Once again, we express our concern with the issue at hand and genuinely regret that it had to come to this, particularly bearing in mind that we were prepared to engage in a constructive discussion on the points raised by Essam and Badawi in their original letter to the editor. Given the ensuing

turn of events, we were forced to voice our dissatisfaction with the outcome of the whole process. Finally, we would like to thank the editorial board for their efforts towards resolving this issue.
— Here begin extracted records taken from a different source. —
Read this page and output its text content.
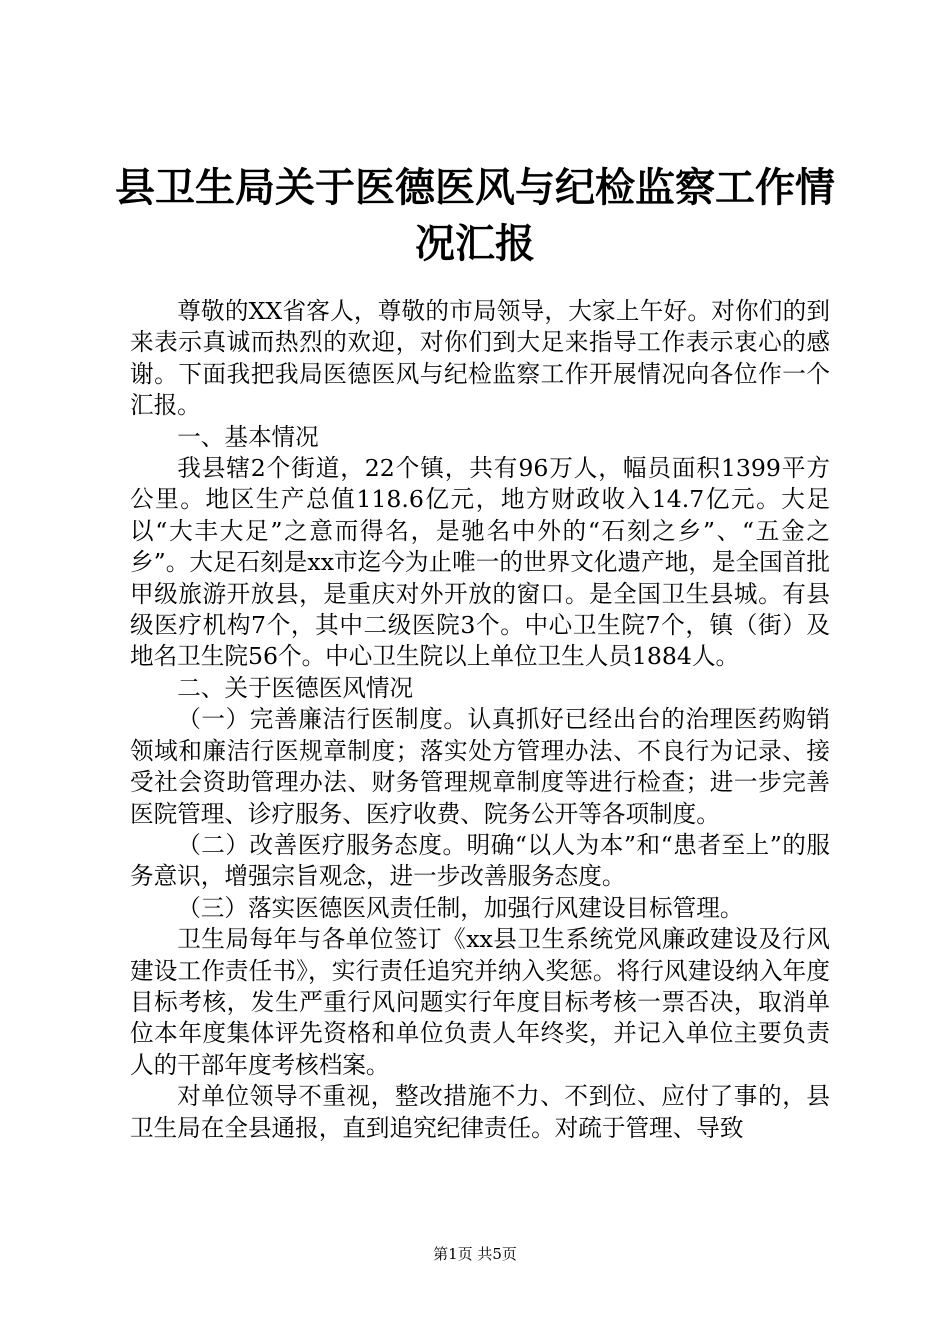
县卫生局关于医德医风与纪检监察工作情况汇报

尊敬的XX省客人，尊敬的市局领导，大家上午好。对你们的到来表示真诚而热烈的欢迎，对你们到大足来指导工作表示衷心的感谢。下面我把我局医德医风与纪检监察工作开展情况向各位作一个汇报。

一、基本情况

我县辖2个街道，22个镇，共有96万人，幅员面积1399平方公里。地区生产总值118.6亿元，地方财政收入14.7亿元。大足以“大丰大足”之意而得名，是驰名中外的“石刻之乡”、“五金之乡”。大足石刻是xx市迄今为止唯一的世界文化遗产地，是全国首批甲级旅游开放县，是重庆对外开放的窗口。是全国卫生县城。有县级医疗机构7个，其中二级医院3个。中心卫生院7个，镇（街）及地名卫生院56个。中心卫生院以上单位卫生人员1884人。

二、关于医德医风情况

（一）完善廉洁行医制度。认真抓好已经出台的治理医药购销领域和廉洁行医规章制度；落实处方管理办法、不良行为记录、接受社会资助管理办法、财务管理规章制度等进行检查；进一步完善医院管理、诊疗服务、医疗收费、院务公开等各项制度。

（二）改善医疗服务态度。明确“以人为本”和“患者至上”的服务意识，增强宗旨观念，进一步改善服务态度。

（三）落实医德医风责任制，加强行风建设目标管理。

卫生局每年与各单位签订《xx县卫生系统党风廉政建设及行风建设工作责任书》，实行责任追究并纳入奖惩。将行风建设纳入年度目标考核，发生严重行风问题实行年度目标考核一票否决，取消单位本年度集体评先资格和单位负责人年终奖，并记入单位主要负责人的干部年度考核档案。

对单位领导不重视，整改措施不力、不到位、应付了事的，县卫生局在全县通报，直到追究纪律责任。对疏于管理、导致

第1页 共5页
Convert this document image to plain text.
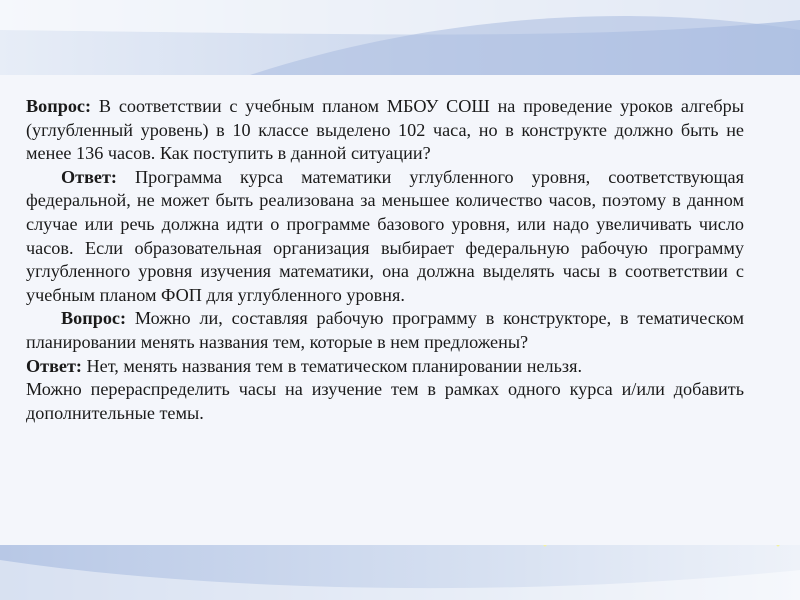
Вопрос: В соответствии с учебным планом МБОУ СОШ на проведение уроков алгебры (углубленный уровень) в 10 классе выделено 102 часа, но в конструкте должно быть не менее 136 часов. Как поступить в данной ситуации?

Ответ: Программа курса математики углубленного уровня, соответствующая федеральной, не может быть реализована за меньшее количество часов, поэтому в данном случае или речь должна идти о программе базового уровня, или надо увеличивать число часов. Если образовательная организация выбирает федеральную рабочую программу углубленного уровня изучения математики, она должна выделять часы в соответствии с учебным планом ФОП для углубленного уровня.

Вопрос: Можно ли, составляя рабочую программу в конструкторе, в тематическом планировании менять названия тем, которые в нем предложены?

Ответ: Нет, менять названия тем в тематическом планировании нельзя.

Можно перераспределить часы на изучение тем в рамках одного курса и/или добавить дополнительные темы.
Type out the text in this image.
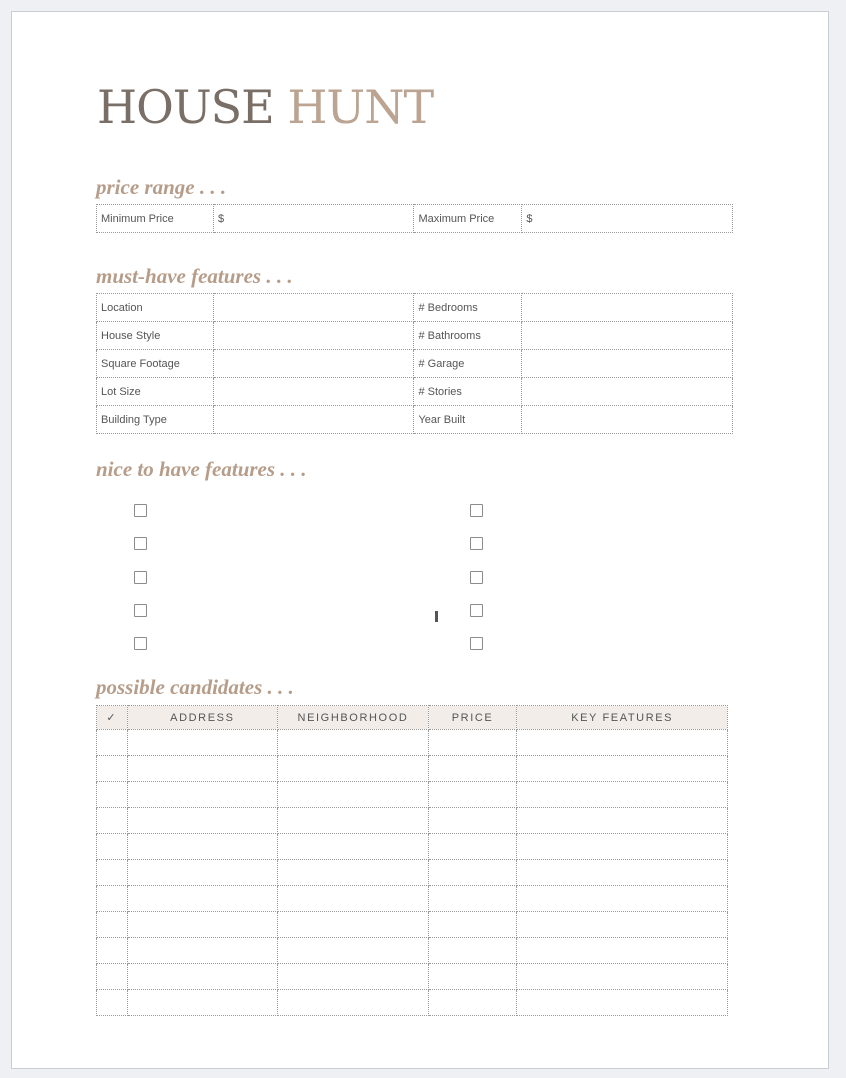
HOUSE HUNT
price range . . .
Minimum Price	$	Maximum Price	$
must-have features . . .
Location		# Bedrooms	
House Style		# Bathrooms	
Square Footage		# Garage	
Lot Size		# Stories	
Building Type		Year Built	
nice to have features . . .
possible candidates . . .
✓	ADDRESS	NEIGHBORHOOD	PRICE	KEY FEATURES
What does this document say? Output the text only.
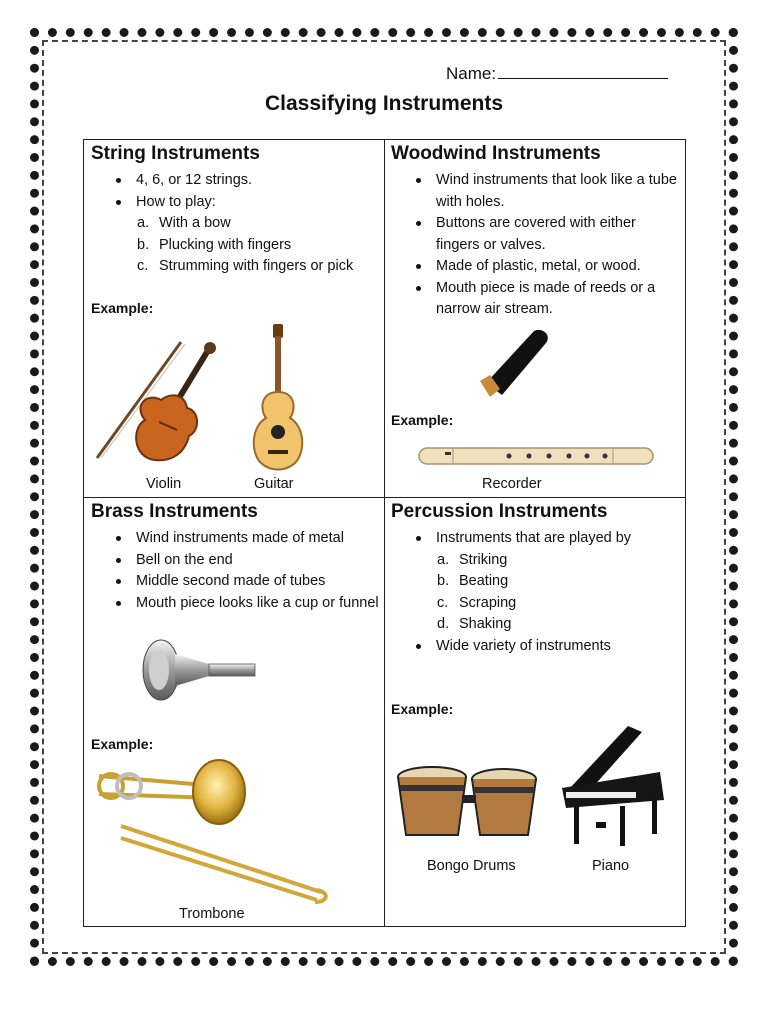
Name:
Classifying Instruments
String Instruments
4, 6, or 12 strings.
How to play:
a. With a bow
b. Plucking with fingers
c. Strumming with fingers or pick
Example:
Violin	Guitar
Woodwind Instruments
Wind instruments that look like a tube with holes.
Buttons are covered with either fingers or valves.
Made of plastic, metal, or wood.
Mouth piece is made of reeds or a narrow air stream.
Example:
Recorder
Brass Instruments
Wind instruments made of metal
Bell on the end
Middle second made of tubes
Mouth piece looks like a cup or funnel
Example:
Trombone
Percussion Instruments
Instruments that are played by
a. Striking
b. Beating
c. Scraping
d. Shaking
Wide variety of instruments
Example:
Bongo Drums	Piano
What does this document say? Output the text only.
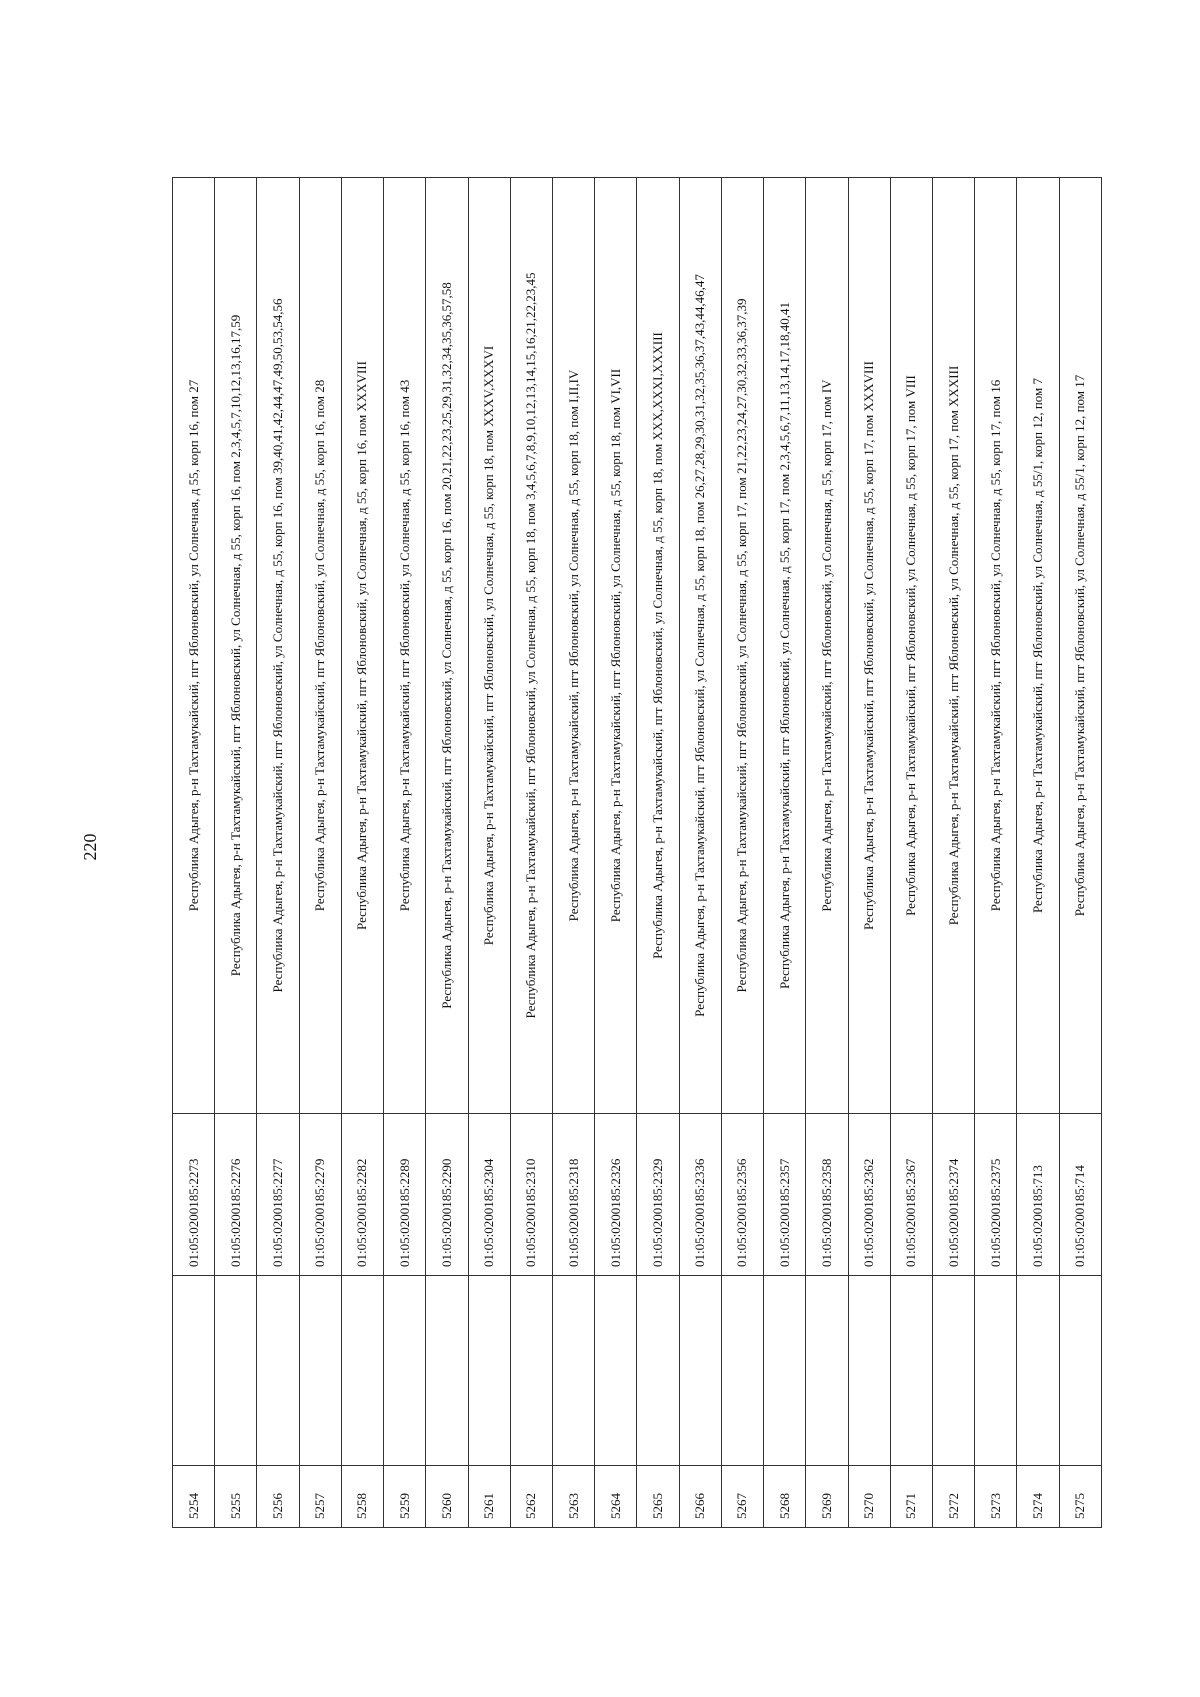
220
5254		01:05:0200185:2273	Республика Адыгея, р-н Тахтамукайский, пгт Яблоновский, ул Солнечная, д 55, корп 16, пом 27
5255		01:05:0200185:2276	Республика Адыгея, р-н Тахтамукайский, пгт Яблоновский, ул Солнечная, д 55, корп 16, пом 2,3,4,5,7,10,12,13,16,17,59
5256		01:05:0200185:2277	Республика Адыгея, р-н Тахтамукайский, пгт Яблоновский, ул Солнечная, д 55, корп 16, пом 39,40,41,42,44,47,49,50,53,54,56
5257		01:05:0200185:2279	Республика Адыгея, р-н Тахтамукайский, пгт Яблоновский, ул Солнечная, д 55, корп 16, пом 28
5258		01:05:0200185:2282	Республика Адыгея, р-н Тахтамукайский, пгт Яблоновский, ул Солнечная, д 55, корп 16, пом XXXVIII
5259		01:05:0200185:2289	Республика Адыгея, р-н Тахтамукайский, пгт Яблоновский, ул Солнечная, д 55, корп 16, пом 43
5260		01:05:0200185:2290	Республика Адыгея, р-н Тахтамукайский, пгт Яблоновский, ул Солнечная, д 55, корп 16, пом 20,21,22,23,25,29,31,32,34,35,36,57,58
5261		01:05:0200185:2304	Республика Адыгея, р-н Тахтамукайский, пгт Яблоновский, ул Солнечная, д 55, корп 18, пом XXXV,XXXVI
5262		01:05:0200185:2310	Республика Адыгея, р-н Тахтамукайский, пгт Яблоновский, ул Солнечная, д 55, корп 18, пом 3,4,5,6,7,8,9,10,12,13,14,15,16,21,22,23,45
5263		01:05:0200185:2318	Республика Адыгея, р-н Тахтамукайский, пгт Яблоновский, ул Солнечная, д 55, корп 18, пом I,II,IV
5264		01:05:0200185:2326	Республика Адыгея, р-н Тахтамукайский, пгт Яблоновский, ул Солнечная, д 55, корп 18, пом VI,VII
5265		01:05:0200185:2329	Республика Адыгея, р-н Тахтамукайский, пгт Яблоновский, ул Солнечная, д 55, корп 18, пом XXX,XXXI,XXXIII
5266		01:05:0200185:2336	Республика Адыгея, р-н Тахтамукайский, пгт Яблоновский, ул Солнечная, д 55, корп 18, пом 26,27,28,29,30,31,32,35,36,37,43,44,46,47
5267		01:05:0200185:2356	Республика Адыгея, р-н Тахтамукайский, пгт Яблоновский, ул Солнечная, д 55, корп 17, пом 21,22,23,24,27,30,32,33,36,37,39
5268		01:05:0200185:2357	Республика Адыгея, р-н Тахтамукайский, пгт Яблоновский, ул Солнечная, д 55, корп 17, пом 2,3,4,5,6,7,11,13,14,17,18,40,41
5269		01:05:0200185:2358	Республика Адыгея, р-н Тахтамукайский, пгт Яблоновский, ул Солнечная, д 55, корп 17, пом IV
5270		01:05:0200185:2362	Республика Адыгея, р-н Тахтамукайский, пгт Яблоновский, ул Солнечная, д 55, корп 17, пом XXXVIII
5271		01:05:0200185:2367	Республика Адыгея, р-н Тахтамукайский, пгт Яблоновский, ул Солнечная, д 55, корп 17, пом VIII
5272		01:05:0200185:2374	Республика Адыгея, р-н Тахтамукайский, пгт Яблоновский, ул Солнечная, д 55, корп 17, пом XXXIII
5273		01:05:0200185:2375	Республика Адыгея, р-н Тахтамукайский, пгт Яблоновский, ул Солнечная, д 55, корп 17, пом 16
5274		01:05:0200185:713	Республика Адыгея, р-н Тахтамукайский, пгт Яблоновский, ул Солнечная, д 55/1, корп 12, пом 7
5275		01:05:0200185:714	Республика Адыгея, р-н Тахтамукайский, пгт Яблоновский, ул Солнечная, д 55/1, корп 12, пом 17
Sincerely, Dušan Stamenković, Miloš Tasić and Vladan Pavlović University of Niš

References

Essam, Bacem A. & Fadia Ahmed A. M. Badawi. 2017. Letter to the editor. Studia Neophilologica, DOI: 10.1080/00393274.2017.1391052. Stamenković, Dušan, Miloš Tasić & Vladan Pavlović. 2017a. Prototype theory and translation equivalent selection: The case of motion verbs. Studia Neophilologica 89:1, 81–94, DOI: 10.1080/00393274.2015.1132179. Stamenković, Dušan, Miloš Tasić & Vladan Pavlović. 2017b. Response. Studia Neophilologica, DOI: 10.1080/00393274.2017.1391053.